Do you know what's really bad for your business? Selling a smartphone with a tendency to explode in your customer's pockets. That's why Samsung has revised its quarterly profit guidance, suggesting that it'll lose out on $2.34 billion in the current three-month period. That loss is all down to the Note 7 and its propensity for self-immolation that has so baffled the company's engineers.
It's worth pointing out that this is a profit forecast for the quarter, and so that figure won't be the real, total cost of boomgate. For a start, the company will have spent millions on developing, manufacturing and marketing a device that it can't now sell. Then there's the potential financial fallout from any sort of fines or lawsuits that arise in the wake of the product's cancellation. Not to mention the angered carriers who will have been looking to sell this device and will now have to deal with customers.

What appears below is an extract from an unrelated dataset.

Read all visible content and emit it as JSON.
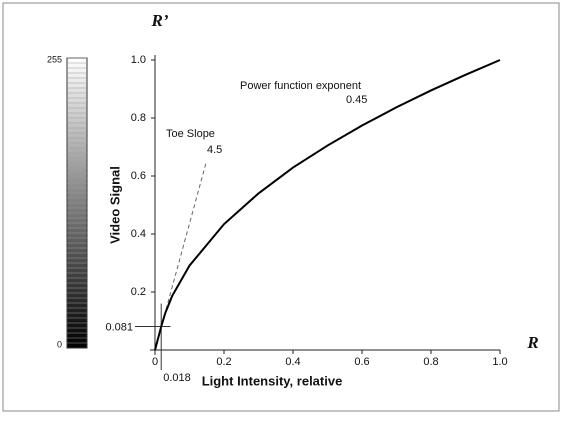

It's also a worry for Samsung's brand itself, since it'll need to run a highly-visible recall to prevent any further injuries. For the average consumer, that means that Samsung may quickly come to mean fire-prone in popular consciousness. Don't forget it only took a few months for self-balancing skateboards to go from the hip toy of the year to a fire hazard that Amazon refused to sell. Then again, market researcher Ban Bajarin believes that the damage to Samsung's reputation is "not as bad as you may think."
Early indication from our fall smartphone sentiment study (US and UK markets) is brand fallout for Samsung not as bad as you may think.
— Ben Bajarin (@BenBajarin) October 11, 2016
It may be several years before we know the true cost of boomgate to Samsung's business, but at least we've got a figure that'll do for the next few months.